Sin embargo, la psicología apunta que detrás de ese perfeccionismo laboral suele esconderse algo tan común como es la ansiedad.
Aunque creemos que la sociedad suele premiar a las personas perfeccionistas, la realidad es que vivir bajo la necesidad constante de hacerlo todo bien puede resultar agotador.
Y es que para muchas personas, realmente no se trata de buscar la excelencia, sino de evitar errores, críticas o la sensación de haber fallado.
Según explican los expertos de Mundo Psicólogos, este comportamiento suele estar relacionado con el miedo.

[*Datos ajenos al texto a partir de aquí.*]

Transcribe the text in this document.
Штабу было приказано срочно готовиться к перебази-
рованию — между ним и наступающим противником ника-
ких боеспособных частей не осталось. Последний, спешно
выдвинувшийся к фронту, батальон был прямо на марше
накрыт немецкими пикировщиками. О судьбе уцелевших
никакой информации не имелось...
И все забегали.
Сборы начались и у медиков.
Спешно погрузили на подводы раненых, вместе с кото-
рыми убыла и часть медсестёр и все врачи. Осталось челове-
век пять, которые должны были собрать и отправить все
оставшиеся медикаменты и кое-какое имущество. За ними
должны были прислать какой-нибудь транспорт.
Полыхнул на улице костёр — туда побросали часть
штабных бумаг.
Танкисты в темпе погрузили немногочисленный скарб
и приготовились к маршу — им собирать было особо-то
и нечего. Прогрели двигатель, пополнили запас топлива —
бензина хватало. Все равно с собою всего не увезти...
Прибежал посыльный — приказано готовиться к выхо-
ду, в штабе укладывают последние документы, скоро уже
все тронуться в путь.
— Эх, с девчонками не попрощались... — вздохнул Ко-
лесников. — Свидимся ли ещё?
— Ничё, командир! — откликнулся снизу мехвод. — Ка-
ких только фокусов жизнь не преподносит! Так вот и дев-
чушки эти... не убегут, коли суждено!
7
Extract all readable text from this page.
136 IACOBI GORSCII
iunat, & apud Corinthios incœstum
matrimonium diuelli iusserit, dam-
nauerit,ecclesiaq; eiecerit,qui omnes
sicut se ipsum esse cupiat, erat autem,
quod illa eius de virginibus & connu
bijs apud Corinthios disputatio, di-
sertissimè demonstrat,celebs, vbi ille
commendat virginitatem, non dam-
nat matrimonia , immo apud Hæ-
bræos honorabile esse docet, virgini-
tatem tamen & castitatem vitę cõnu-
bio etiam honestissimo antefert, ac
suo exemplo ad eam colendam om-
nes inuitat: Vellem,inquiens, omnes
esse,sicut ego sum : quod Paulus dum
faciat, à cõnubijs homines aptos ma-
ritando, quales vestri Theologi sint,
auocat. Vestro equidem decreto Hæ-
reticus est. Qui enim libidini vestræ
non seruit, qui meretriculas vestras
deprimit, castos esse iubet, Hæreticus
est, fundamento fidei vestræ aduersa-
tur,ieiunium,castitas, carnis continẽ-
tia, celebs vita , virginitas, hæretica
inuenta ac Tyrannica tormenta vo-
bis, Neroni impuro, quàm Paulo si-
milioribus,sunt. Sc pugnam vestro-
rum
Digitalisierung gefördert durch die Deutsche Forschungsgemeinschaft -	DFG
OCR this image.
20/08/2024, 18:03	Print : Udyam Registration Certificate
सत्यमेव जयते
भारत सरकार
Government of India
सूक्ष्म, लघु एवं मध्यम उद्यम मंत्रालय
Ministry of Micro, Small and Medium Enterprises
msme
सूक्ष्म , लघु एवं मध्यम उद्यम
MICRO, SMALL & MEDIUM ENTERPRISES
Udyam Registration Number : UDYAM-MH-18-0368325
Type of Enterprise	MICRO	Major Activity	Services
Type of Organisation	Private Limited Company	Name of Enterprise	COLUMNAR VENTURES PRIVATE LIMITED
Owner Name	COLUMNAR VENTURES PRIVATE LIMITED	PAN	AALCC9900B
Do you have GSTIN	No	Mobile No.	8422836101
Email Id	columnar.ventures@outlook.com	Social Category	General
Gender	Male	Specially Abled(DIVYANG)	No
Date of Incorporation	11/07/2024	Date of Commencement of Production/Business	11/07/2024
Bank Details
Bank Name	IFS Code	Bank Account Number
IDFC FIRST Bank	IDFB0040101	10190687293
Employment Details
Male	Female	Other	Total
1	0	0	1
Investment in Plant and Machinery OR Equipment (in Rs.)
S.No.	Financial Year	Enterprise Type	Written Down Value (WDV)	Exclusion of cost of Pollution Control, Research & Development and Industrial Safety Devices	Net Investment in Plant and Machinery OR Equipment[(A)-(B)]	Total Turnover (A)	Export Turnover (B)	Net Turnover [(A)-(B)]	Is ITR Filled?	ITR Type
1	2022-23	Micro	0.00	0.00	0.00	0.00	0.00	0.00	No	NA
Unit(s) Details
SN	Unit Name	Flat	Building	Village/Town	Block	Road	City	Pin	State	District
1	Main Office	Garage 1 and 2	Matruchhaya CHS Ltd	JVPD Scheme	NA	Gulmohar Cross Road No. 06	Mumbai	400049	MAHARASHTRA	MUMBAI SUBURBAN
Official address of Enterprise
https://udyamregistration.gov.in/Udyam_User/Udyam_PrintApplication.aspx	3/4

Miedo a no cumplir las expectativas, a decepcionar a los demás o a no sentirse suficientemente válido.
Por eso, cada tarea se convierte en una prueba que debe superarse sin fallos, generando una presión constante que termina pasando factura.
El problema aparece cuando los estándares son tan elevados que resultan prácticamente imposibles de alcanzar. En esos casos, el trabajo nunca parece suficiente.
Siempre hay algo que mejorar, un detalle que corregir o una tarea que podría haberse hecho mejor. Como consecuencia, la satisfacción dura apenas unos minutos antes de que aparezca una nueva preocupación.

Esta forma de funcionar no solo aumenta los niveles de estrés, sino que también puede afectar al bienestar emocional.
De hecho, diferentes investigaciones han encontrado una estrecha relación entre el perfeccionismo y problemas como la ansiedad, los pensamientos obsesivos o la baja autoestima.
Además, muchas veces estas conductas tienen raíces más profundas. Algunas personas han crecido sintiendo que debían esforzarse al máximo para recibir reconocimiento o aprobación.
Y, con el tiempo, esa necesidad acaba trasladándose al entorno laboral, donde el rendimiento se convierte en una forma de buscar seguridad y validación.
La buena noticia es que no todo está perdido. Cada vez más psicólogos insisten en la importancia de aprender a diferenciar entre hacerlo bien y hacerlo perfecto.
Aceptar que equivocarse forma parte del proceso, establecer límites saludables y rebajar la autoexigencia son claves para trabajar con mayor tranquilidad.